Reply to post: Re: Closed black box firmware

OK, deep breath, relax... Let's have a sober look at these 'ere annoying AMD chip security flaws

zxq9

Re: Closed black box firmware

This is a ridiculous argument and leads right back to "trusting trust".

If you don't trust the manufacturer, the shipper, the prepper, or the administrator of the system, then OF COURSE you don't trust the system. That point should be obvious.

We have had a policy in the unit I was in previously (and now I have brought it to my current company) that "physical access is the final barrier". And that's it. TCM concepts and whatnot are simply never, ever workable. Even the classic "evil maid" attack isn't actually mitigated by UEFI or TCM because the firmware itself can be replaced with physical access (whether or not root on a running system). The softness of software makes it impossible to know anything about any mutual trustworthiness scheme where two soft modules verify one another.

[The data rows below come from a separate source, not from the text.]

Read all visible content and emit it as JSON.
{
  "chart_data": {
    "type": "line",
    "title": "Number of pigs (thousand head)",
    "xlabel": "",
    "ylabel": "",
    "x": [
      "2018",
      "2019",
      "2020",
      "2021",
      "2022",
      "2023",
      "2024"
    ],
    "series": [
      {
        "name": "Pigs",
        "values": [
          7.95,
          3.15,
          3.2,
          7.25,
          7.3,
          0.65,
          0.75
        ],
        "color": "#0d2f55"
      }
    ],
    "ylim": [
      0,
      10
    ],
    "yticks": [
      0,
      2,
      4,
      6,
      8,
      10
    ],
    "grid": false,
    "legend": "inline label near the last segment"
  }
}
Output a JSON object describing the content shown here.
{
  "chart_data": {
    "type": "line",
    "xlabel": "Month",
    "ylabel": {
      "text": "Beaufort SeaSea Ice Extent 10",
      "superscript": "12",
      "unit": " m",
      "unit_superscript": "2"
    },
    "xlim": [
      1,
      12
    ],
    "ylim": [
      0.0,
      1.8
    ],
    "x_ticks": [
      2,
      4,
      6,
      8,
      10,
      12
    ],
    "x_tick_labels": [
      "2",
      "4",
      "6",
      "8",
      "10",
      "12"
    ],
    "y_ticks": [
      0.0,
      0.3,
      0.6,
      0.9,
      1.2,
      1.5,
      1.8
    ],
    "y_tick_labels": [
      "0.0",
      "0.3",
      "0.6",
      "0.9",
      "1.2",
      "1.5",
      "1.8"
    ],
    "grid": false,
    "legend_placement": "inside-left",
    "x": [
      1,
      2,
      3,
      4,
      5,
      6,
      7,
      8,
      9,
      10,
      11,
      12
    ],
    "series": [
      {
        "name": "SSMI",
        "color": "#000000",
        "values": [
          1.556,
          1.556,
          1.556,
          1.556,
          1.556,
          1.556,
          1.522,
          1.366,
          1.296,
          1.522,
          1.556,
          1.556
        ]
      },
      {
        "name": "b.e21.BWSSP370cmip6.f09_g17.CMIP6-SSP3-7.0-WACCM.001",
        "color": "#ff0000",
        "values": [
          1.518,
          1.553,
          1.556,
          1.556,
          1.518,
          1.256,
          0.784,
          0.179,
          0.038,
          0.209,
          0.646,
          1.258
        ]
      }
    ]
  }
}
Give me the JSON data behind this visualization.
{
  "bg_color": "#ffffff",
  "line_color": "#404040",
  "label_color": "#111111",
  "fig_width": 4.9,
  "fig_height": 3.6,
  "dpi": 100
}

Go write a package manager. Or a "secure" compiler suite. Have fun figuring out where a reasonable "bottom" lies as you start digging into issues about trusting trust.

This was CLEARLY a hit piece on AMD. I don't know if Intel funded it -- it seems highly plausible but unlikely because it could probably be easily traced back to them -- but whoever did certainly had an anti-AMD agenda and picked their moment to counteract the slew of recent Intel flaws.